Dining with the locals
The southern end of Rue Montorgueil is packed with restaurants. L’Esplanade Saint Eustache (21) at 1 rue de Turbigo (00 33 1 50 08 53 03) is a cheerful bistro. Rump steak with frites and green salad is €13.50. L’Escargot (22) at No 38 has been serving snails for two centuries. With a main course, expect to pay about €20, with dessert an extra €5.
Le Petit Marcel (23) at 65 rue Rambateau is tourist central, but good value: two courses start at €14.60, and include rabbit terrine with Calvados plus tartare classique.
Sunday morning: go to church
The grand Parisian church that is probably visited less than any other is St-Germain l’Auxerrois (24) (00 33 1 42 60 13 96; saintgermainauxerrois.cef.fr). Its magnificent rose window, the subject of a Claude Monet painting, faces the eastern end of the Louvre (25). Its foundations date from the 7th century. More recent additions include a handsome 15th-century wooden statue of Saint Germain (open Sundays 9am to 8pm, with masses at 9.45am and 11.30am; on other days, 8am to 7pm).
A walk in the park
Many tourists are drawn to the art collection within the Louvre (25), but for a fresh look consider the palace as a gateway to the Jardin de Tuileries. The existing garden was the location of the palace begun in 1561 by Catherine de Medici. The name arose because the location was the site of kilns making tiles.
Louis XIV ordered a new park to be created here in 1666. Interspersed with the trees are dozens of sculptures, including a Henry Moore and Rodin’s Kiss close to the Musée de l’Orangerie (26) (00 33 1 44 77 80 07; musee-orangerie.fr). This elegant museum was chosen by Monet to house his water-lilies paintings: eight curved canvases hang in two oval rooms.

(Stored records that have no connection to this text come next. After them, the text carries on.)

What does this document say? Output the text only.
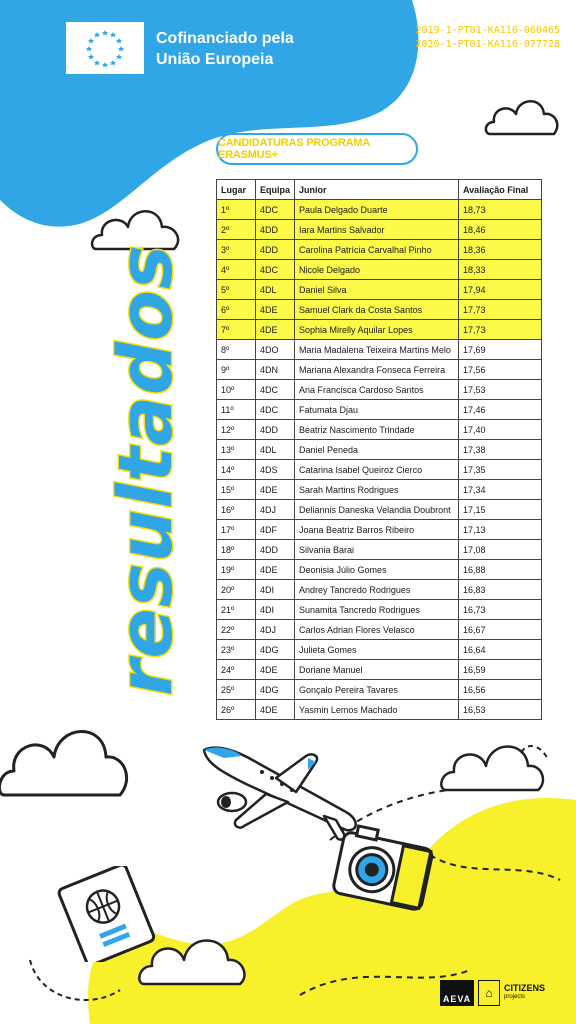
Cofinanciado pela
União Europeia
2019-1-PT01-KA116-060465
2020-1-PT01-KA116-077728
CANDIDATURAS PROGRAMA ERASMUS+
resultados
Lugar	Equipa	Junior	Avaliação Final
1º	4DC	Paula Delgado Duarte	18,73
2º	4DD	Iara Martins Salvador	18,46
3º	4DD	Carolina Patrícia Carvalhal Pinho	18,36
4º	4DC	Nicole Delgado	18,33
5º	4DL	Daniel Silva	17,94
6º	4DE	Samuel Clark da Costa Santos	17,73
7º	4DE	Sophia Mirelly Aquilar Lopes	17,73
8º	4DO	Maria Madalena Teixeira Martins Melo	17,69
9º	4DN	Mariana Alexandra Fonseca Ferreira	17,56
10º	4DC	Ana Francisca Cardoso Santos	17,53
11º	4DC	Fatumata Djau	17,46
12º	4DD	Beatriz Nascimento Trindade	17,40
13º	4DL	Daniel Peneda	17,38
14º	4DS	Catarina Isabel Queiroz Cierco	17,35
15º	4DE	Sarah Martins Rodrigues	17,34
16º	4DJ	Deliannis Daneska Velandia Doubront	17,15
17º	4DF	Joana Beatriz Barros Ribeiro	17,13
18º	4DD	Silvania Barai	17,08
19º	4DE	Deonisia Júlio Gomes	16,88
20º	4DI	Andrey Tancredo Rodrigues	16,83
21º	4DI	Sunamita Tancredo Rodrigues	16,73
22º	4DJ	Carlos Adrian Flores Velasco	16,67
23º	4DG	Julieta Gomes	16,64
24º	4DE	Doriane Manuel	16,59
25º	4DG	Gonçalo Pereira Tavares	16,56
26º	4DE	Yasmin Lemos Machado	16,53
AEVA	⌂	CITIZENS
projects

Open 9am to 6pm daily except Tuesdays, €7.50; free on the first Sunday of each month.
Take a ride
The city’s riposte to the London Eye is La Roue de Paris, a big wheel at Place de la Concorde (1). A seven-minute ride costs €10; 11am to midnight until 7 February. Or head to the other end of the city centre, to La Bastille (2), where a high-altitude, high-speed fairground ride takes you way above the traffic.
Out to brunch
Close by at 5 rue de la Bastille, Bofinger (27) (00 33 1 42 72 87 82; bofingerparis.com) serves hearty fare from Alsace daily from noon; try duck terrine to start, followed by a full-on Alsatian meat fest, for €28.90 all in, and see if you can walk out. The offering at Café Delaville (20; see An Aperitif) is lighter and cheaper (€23).
Take a glide
The icing on the Christmas cake: take a spin on the outdoor rink outside the Hotel de Ville (28) (City Hall), which is frozen, and open, until 3 March 2013; 9am to 10pm at weekends (from noon on other days); €5. For more opulent surroundings still, a rink has just opened inside the Grand Palais (29); 10am to 9pm, €12 to twirl around this gorgeous Beaux Arts building. But get your patins (skates) on; it comes out of deep freeze on 7 January.